注1)北海道新聞夕刊、2019年5月23日、p.1.
注2)中谷一家は1938年に南4条西16丁目に自宅を新築し、敗戦後もしばらくそこに住んでいた。しかしその家も、1948年から52年ごろまでのどこかの時点で、何らかの形で処分していたものと思われる。
注3)古市二郎「よき時代の先生と学生―中谷先生のある思い出―」『北大季刊』第23号、pp.119-126. 引用はp.124より。
注4)古市二郎、前掲、p.124.
注5)古市二郎、前掲、pp.119-124.
注6)山本美穂子「北海道帝国大学理学部へ進学した日本女子大学校卒業生たち」『北海道大学大学文書館年報』第7号(2012年)、pp.42-58.

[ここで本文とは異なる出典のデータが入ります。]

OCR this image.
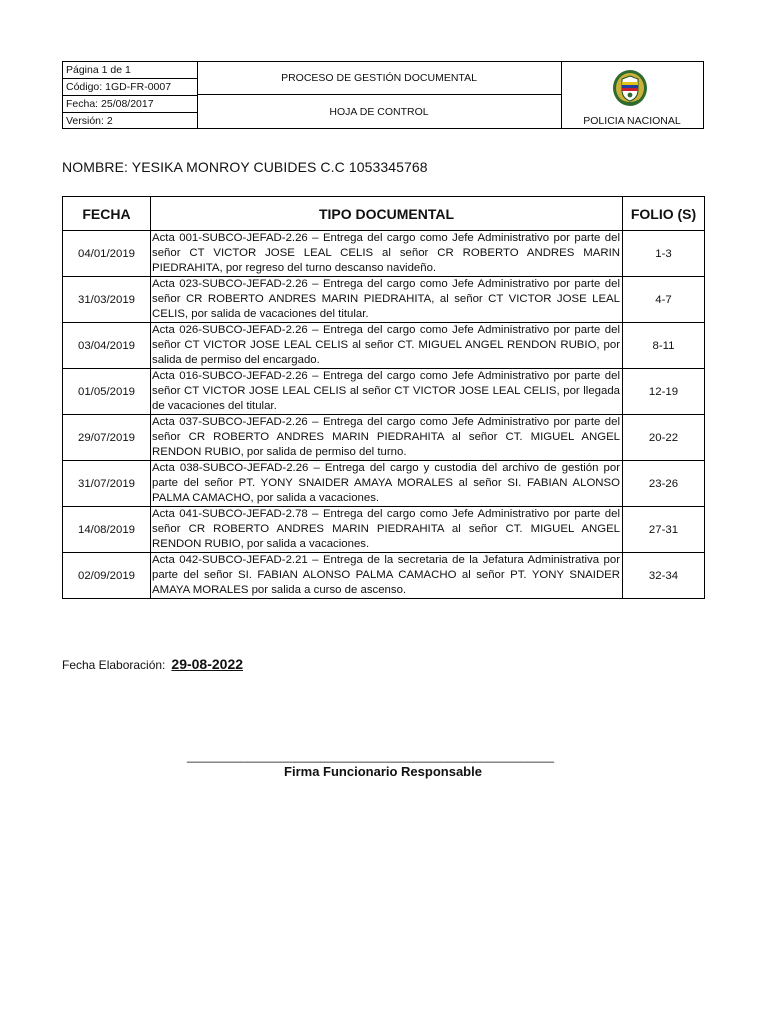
Página 1 de 1
Código: 1GD-FR-0007
Fecha: 25/08/2017
Versión: 2
PROCESO DE GESTIÓN DOCUMENTAL
HOJA DE CONTROL
POLICIA NACIONAL
NOMBRE: YESIKA MONROY CUBIDES C.C 1053345768
FECHA	TIPO DOCUMENTAL	FOLIO (S)
04/01/2019	Acta 001-SUBCO-JEFAD-2.26 – Entrega del cargo como Jefe Administrativo por parte del señor CT VICTOR JOSE LEAL CELIS al señor CR ROBERTO ANDRES MARIN PIEDRAHITA, por regreso del turno descanso navideño.	1-3
31/03/2019	Acta 023-SUBCO-JEFAD-2.26 – Entrega del cargo como Jefe Administrativo por parte del señor CR ROBERTO ANDRES MARIN PIEDRAHITA, al señor CT VICTOR JOSE LEAL CELIS, por salida de vacaciones del titular.	4-7
03/04/2019	Acta 026-SUBCO-JEFAD-2.26 – Entrega del cargo como Jefe Administrativo por parte del señor CT VICTOR JOSE LEAL CELIS al señor CT. MIGUEL ANGEL RENDON RUBIO, por salida de permiso del encargado.	8-11
01/05/2019	Acta 016-SUBCO-JEFAD-2.26 – Entrega del cargo como Jefe Administrativo por parte del señor CT VICTOR JOSE LEAL CELIS al señor CT VICTOR JOSE LEAL CELIS, por llegada de vacaciones del titular.	12-19
29/07/2019	Acta 037-SUBCO-JEFAD-2.26 – Entrega del cargo como Jefe Administrativo por parte del señor CR ROBERTO ANDRES MARIN PIEDRAHITA al señor CT. MIGUEL ANGEL RENDON RUBIO, por salida de permiso del turno.	20-22
31/07/2019	Acta 038-SUBCO-JEFAD-2.26 – Entrega del cargo y custodia del archivo de gestión por parte del señor PT. YONY SNAIDER AMAYA MORALES al señor SI. FABIAN ALONSO PALMA CAMACHO, por salida a vacaciones.	23-26
14/08/2019	Acta 041-SUBCO-JEFAD-2.78 – Entrega del cargo como Jefe Administrativo por parte del señor CR ROBERTO ANDRES MARIN PIEDRAHITA al señor CT. MIGUEL ANGEL RENDON RUBIO, por salida a vacaciones.	27-31
02/09/2019	Acta 042-SUBCO-JEFAD-2.21 – Entrega de la secretaria de la Jefatura Administrativa por parte del señor SI. FABIAN ALONSO PALMA CAMACHO al señor PT. YONY SNAIDER AMAYA MORALES por salida a curso de ascenso.	32-34
Fecha Elaboración: 29-08-2022
_______________________________________________________
Firma Funcionario Responsable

注7)山本美穂子、前掲。『北星学園八十年誌稿』1967年、付録p.43.
注8)古市ゆりえ「皆既日食」『北大理学部五十年史』1980年、pp.300-1、引用はp.301より。
注9)山本美穂子、前掲、引用はpp.47-8より。
注10)古市二郎、前掲。古市一家と宇吉郎との親交については、次の追悼文も(伝聞にもとづくものではあるが)言及している。金子元三「古市二郎先生を悼む」『日本物理学会誌』第22巻第7号、pp.456-7、三井利夫「古市二郎先生のおもいで」前掲誌、pp.457-8.
注11)山下一郎「中谷宇吉郎の絵画」(『中谷宇吉郎画集』中央公論美術出版、1979年)所収。引用はpp.48-49より。
注12)西尾新吾『札幌市卓上案内 8 山鼻版』北海道都市案内刊行会、1950年より(一部加工)。